Dynamic Hand Gesture Recognition Based on 3D Hand Pose Estimation for Human-Robot Interaction

Qing Gao,Yongquan Chen,Zhaojie Ju,Yi Liang
DOI: https://doi.org/10.1109/jsen.2021.3059685
IF: 4.3
2021-01-01
IEEE Sensors Journal
Abstract:Dynamic hand gesture recognition is a challenging problem in the area of hand-based human–robot interaction (HRI), such as issues of a complex environment and dynamic perception. In the context of this problem, we learn from the principle of the data-glove-based hand gesture recognition method and propose a dynamic hand gesture recognition method based on 3D hand pose estimation. This method uses 3D hand pose estimation, data fusion and deep neural network to improve the recognition accuracy of dynamic hand gestures. First, a 2D hand pose estimation method based on OpenPose is improved to obtain a fast 3D hand pose estimation method. Second, the weighted sum fusion method is utilized to combine the RGB, depth and 3D skeleton data of hand gestures. Finally, a 3DCNN + ConvLSTM framework is used to identify and classify the combined dynamic hand gesture data. In the experiment, the proposed method is verified on a developed dynamic hand gesture database for HRI and gets 92.4% accuracy. Comparative experiment results verify the reliability and efficiency of the proposed method.

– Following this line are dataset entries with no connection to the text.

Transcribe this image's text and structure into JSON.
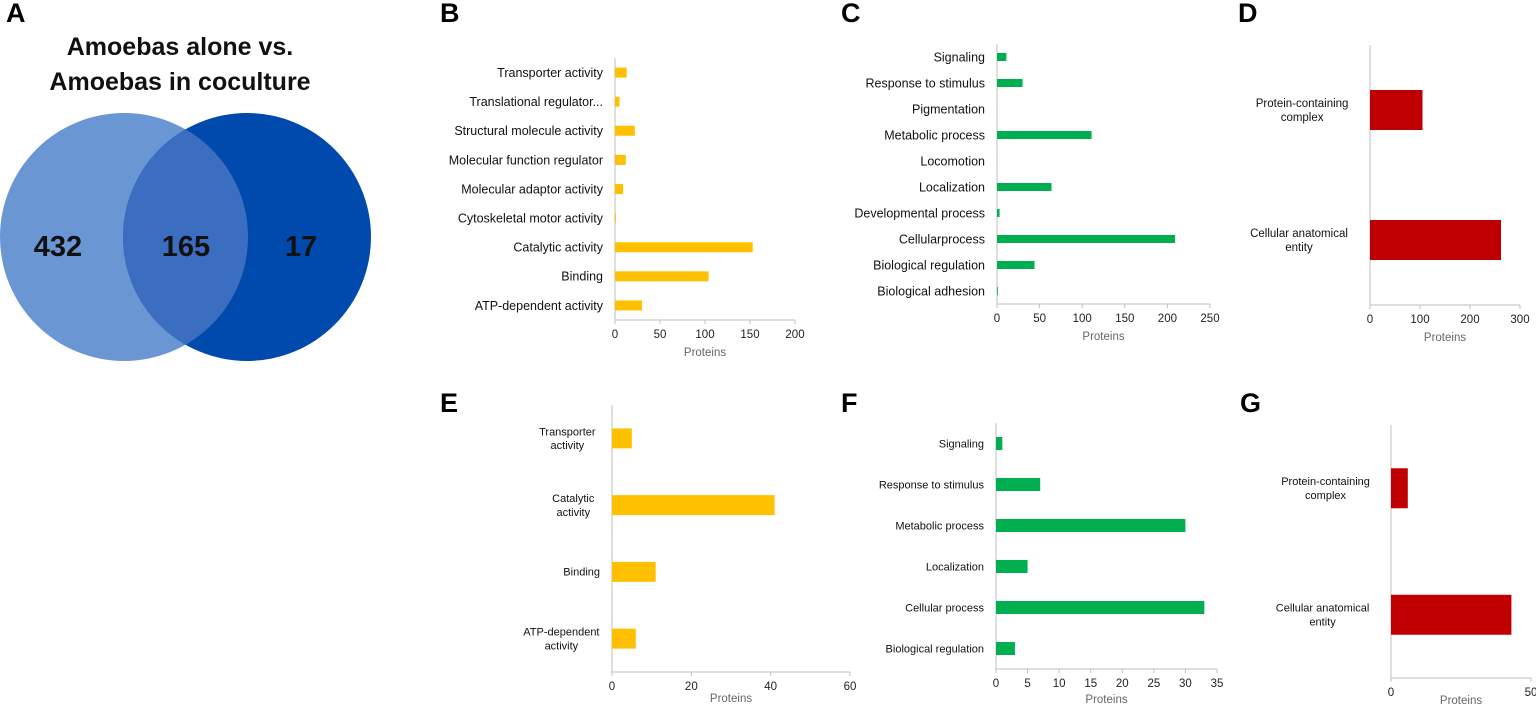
{
  "panel_letters": [
    "A",
    "B",
    "C",
    "D",
    "E",
    "F",
    "G"
  ],
  "venn": {
    "title_line1": "Amoebas alone vs.",
    "title_line2": "Amoebas in coculture",
    "left_only": "432",
    "overlap": "165",
    "right_only": "17",
    "left_color": "#6a96d4",
    "right_color": "#004aad",
    "overlap_color": "#3b6ec0"
  },
  "chart_data": [
    {
      "panel": "B",
      "type": "bar",
      "orientation": "horizontal",
      "categories": [
        "Transporter activity",
        "Translational regulator...",
        "Structural molecule activity",
        "Molecular function regulator",
        "Molecular adaptor activity",
        "Cytoskeletal motor activity",
        "Catalytic activity",
        "Binding",
        "ATP-dependent activity"
      ],
      "values": [
        13,
        5,
        22,
        12,
        9,
        1,
        153,
        104,
        30
      ],
      "xlim": [
        0,
        200
      ],
      "xticks": [
        0,
        50,
        100,
        150,
        200
      ],
      "xlabel": "Proteins",
      "color": "#ffc000"
    },
    {
      "panel": "C",
      "type": "bar",
      "orientation": "horizontal",
      "categories": [
        "Signaling",
        "Response to stimulus",
        "Pigmentation",
        "Metabolic process",
        "Locomotion",
        "Localization",
        "Developmental process",
        "Cellularprocess",
        "Biological regulation",
        "Biological adhesion"
      ],
      "values": [
        11,
        30,
        0,
        111,
        0,
        64,
        3,
        209,
        44,
        1
      ],
      "xlim": [
        0,
        250
      ],
      "xticks": [
        0,
        50,
        100,
        150,
        200,
        250
      ],
      "xlabel": "Proteins",
      "color": "#00b050"
    },
    {
      "panel": "D",
      "type": "bar",
      "orientation": "horizontal",
      "categories": [
        "Protein-containing complex",
        "Cellular anatomical entity"
      ],
      "values": [
        105,
        262
      ],
      "xlim": [
        0,
        300
      ],
      "xticks": [
        0,
        100,
        200,
        300
      ],
      "xlabel": "Proteins",
      "color": "#c00000"
    },
    {
      "panel": "E",
      "type": "bar",
      "orientation": "horizontal",
      "categories": [
        "Transporter activity",
        "Catalytic activity",
        "Binding",
        "ATP-dependent activity"
      ],
      "values": [
        5,
        41,
        11,
        6
      ],
      "xlim": [
        0,
        60
      ],
      "xticks": [
        0,
        20,
        40,
        60
      ],
      "xlabel": "Proteins",
      "color": "#ffc000"
    },
    {
      "panel": "F",
      "type": "bar",
      "orientation": "horizontal",
      "categories": [
        "Signaling",
        "Response to stimulus",
        "Metabolic process",
        "Localization",
        "Cellular process",
        "Biological regulation"
      ],
      "values": [
        1,
        7,
        30,
        5,
        33,
        3
      ],
      "xlim": [
        0,
        35
      ],
      "xticks": [
        0,
        5,
        10,
        15,
        20,
        25,
        30,
        35
      ],
      "xlabel": "Proteins",
      "color": "#00b050"
    },
    {
      "panel": "G",
      "type": "bar",
      "orientation": "horizontal",
      "categories": [
        "Protein-containing complex",
        "Cellular anatomical entity"
      ],
      "values": [
        6,
        43
      ],
      "xlim": [
        0,
        50
      ],
      "xticks": [
        0,
        50
      ],
      "xlabel": "Proteins",
      "color": "#c00000"
    }
  ]
}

engineering, electrical & electronic,instruments & instrumentation,physics, applied
What problem does this paper attempt to address?
This paper attempts to address several key issues in dynamic gesture recognition, particularly those encountered in vision-based human-robot interaction (HRI). Specifically: 1. **Dynamic Perception in Complex Environments**: Existing methods struggle to accurately recognize dynamic gestures in complex backgrounds and environments. 2. **Extraction of Spatiotemporal Features**: Dynamic gestures contain spatial and temporal features, which pose challenges to existing static gesture recognition methods. 3. **Accuracy of Hand Pose Estimation**: Accurately detecting and estimating hand poses is crucial for dynamic gesture recognition. To address these issues, the authors propose a dynamic gesture recognition method based on 3D hand pose estimation. This method is implemented through the following steps: 1. **Improved 2D Hand Pose Estimation**: First, an improved OpenPose method is used to obtain fast 2D hand pose estimation from RGB images. 2. **Data Fusion**: RGB images, depth images, and 3D skeleton data are fused through weighted summation to fully utilize multimodal information. 3. **Feature Extraction and Classification**: Finally, a 3DCNN + ConvLSTM framework is used to recognize and classify the fused dynamic gesture data. Experimental results show that this method achieved an accuracy of 92.4% on the developed dynamic gesture database, validating its reliability and effectiveness.